Yıllar önce, Cihangir parkında hatırı saymakla bitmeyecek
olan arkadaşımla otururken mekanın daimi sarhoşlarından biriyle karşılaşmıştık.
İnsan ilişkilerinde cıvıklık mertebesinde sayılabilecek muhabbet odaklı biri
olduğumdan kendimizi bu adamla film ve edebiyat dünyası üzerine tartışırken
bulduk (Gerçi diğer arkadaş yabancısı olduğu birayı içmeye çalışıyordu). Birkaç
saniye sonra isminin Zeki olduğunu
öğrendiğimiz abimizle “Genel Kültüre Giriş 101” içeriğinde olan bu tartışmada
çeşitli filmlerden söz edilmiş, çeşitli kitaplara atıfta bulunulmuş. Nasıl
olduysa konu Charles Dickens’ın İki şehrin hikayesine gelmiştir.
-İşte Zeki abi, Londra ve Paris arasında eş zamanlı sürege..
-Şşş
-Efendim Zeki abi, wtf?
-Manchester ve Liverpool olacak o iki şehir.
-Zeki abi yok ya Londra paris ahaha
-Şşş, Manchester ve Liverpool. Tartışmaya gerek yok.
Bazen insanın gözünde inancı ve eminlik hissini görürsünüz
ve ona aldanırsınız ya. Ben o an kendi bilgimden şüphe ettim.
Liverpool-Manchester arasındaki rekabeti bilmekle beraber Charles Dickens’ın bu
iki şehirden hikaye üretmeyi pek mantıklı bulmadığını da düşünmüştüm.
Yine de o an geçici olarak inanmıştım. Her ne kadar akşam
eve geldiğimde yaptığım hatayı farkettiğimde.

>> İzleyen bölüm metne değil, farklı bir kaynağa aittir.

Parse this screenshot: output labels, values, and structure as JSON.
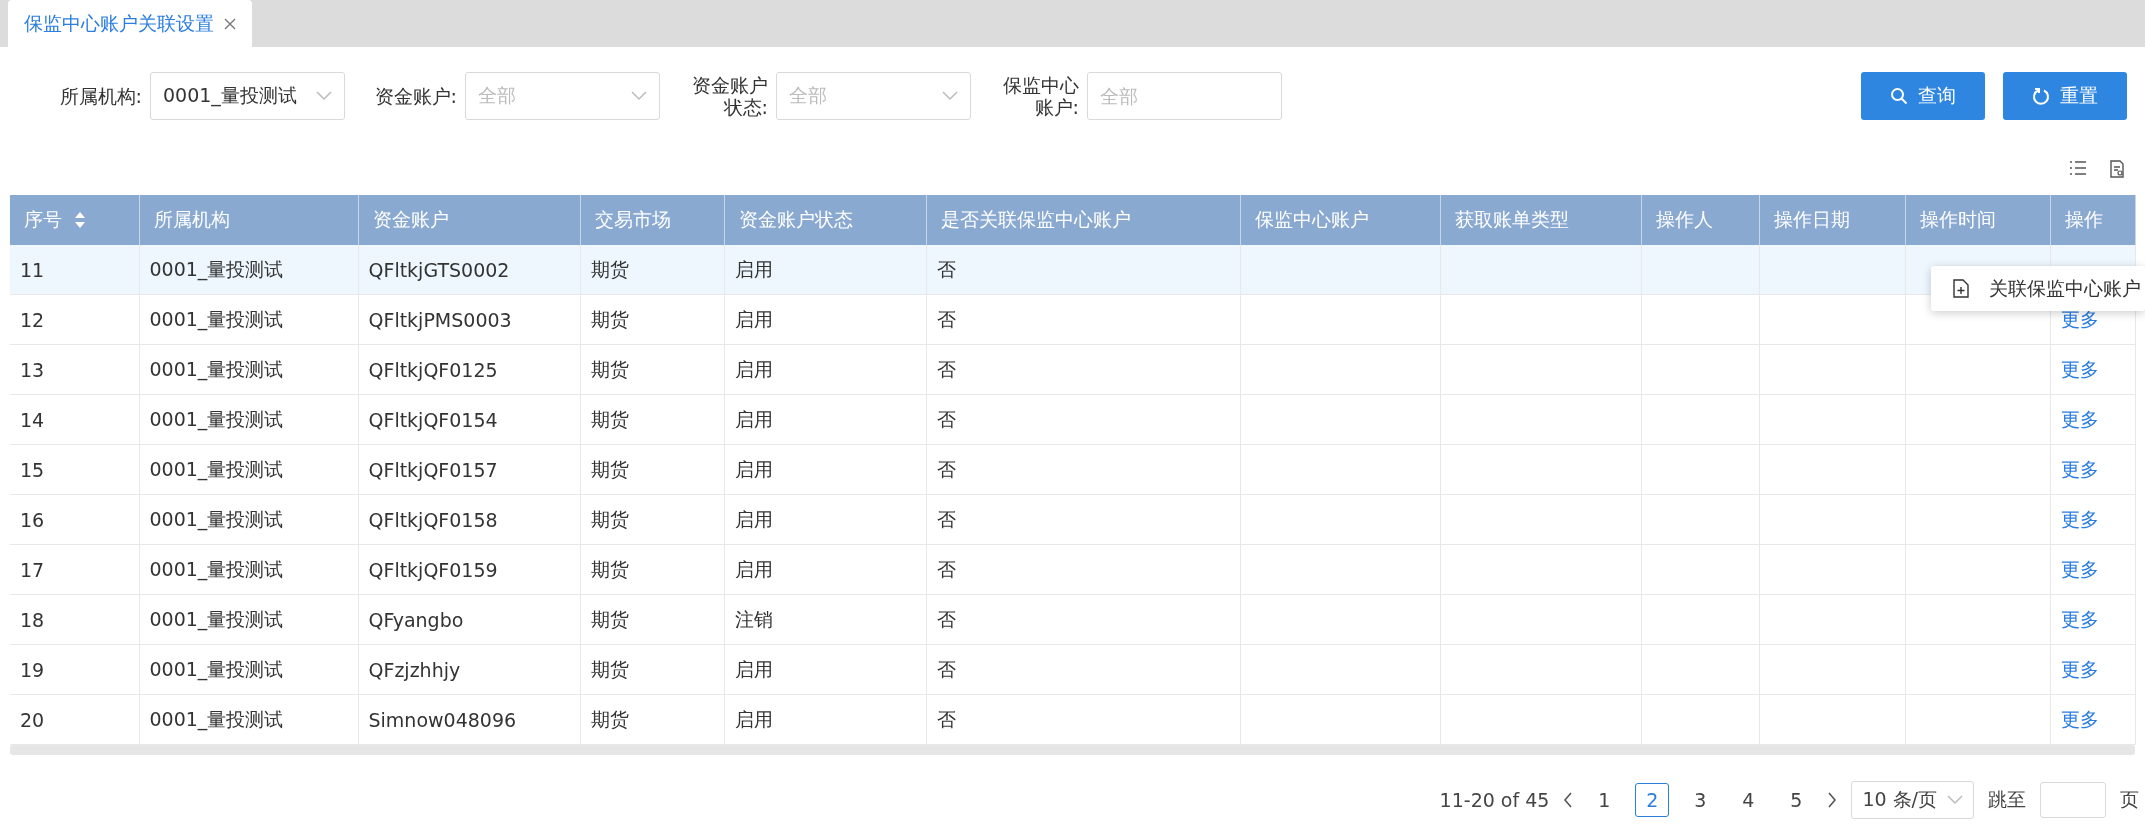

Zeki abiyi yine arada sırada görürüz. Orada şişe toplamaya
başlamış. Belki hala Liverpool ve Manchester olarak biliyordur. Bir fikir
yürütmesine gerek yok, bilgi bilenindir, yanlış da olsa.
Liverpool, acı vatan. Diye başlayan başka bir paragrafı bu
yazının altına yapıştırmam ise tamemen konunun gidişi ile ilgilidir. Zaten acı
da değildir. Belki deniz sebebiyle biraz tuzlu olabilir. Geri kalanı gayet
tatlıdır. Manchester’dan sonra bu şehir, Ankaradan sonra İzmir gibi geldi. Daha
fazla sokak şarkıcısı, daha fazla “cask ale” satan pub vardı. Daha fazla aşk
vardı. Ama aşk her zamanki gibi bana uğramaz, papatya arar, eski sevgili sendromuna takılır, telefonunda benim numaramı görüp "ara" düğmesine basamazdı. Aşkı bir tarafa bırakırsak okyanusun kenarında daha fazla özgürlük vardı. Ve liverpool aksanı
vardı, İngiliz aksanına yeni alışmıştım, dilim bile dönmüştü ki Liverpool çok
farklıymış, hiç yeltenmedim.
Kalbimin bir yarısını orada bıraktım, trafik soldan aktığı
için sol yarısı daha mantıklı geldi.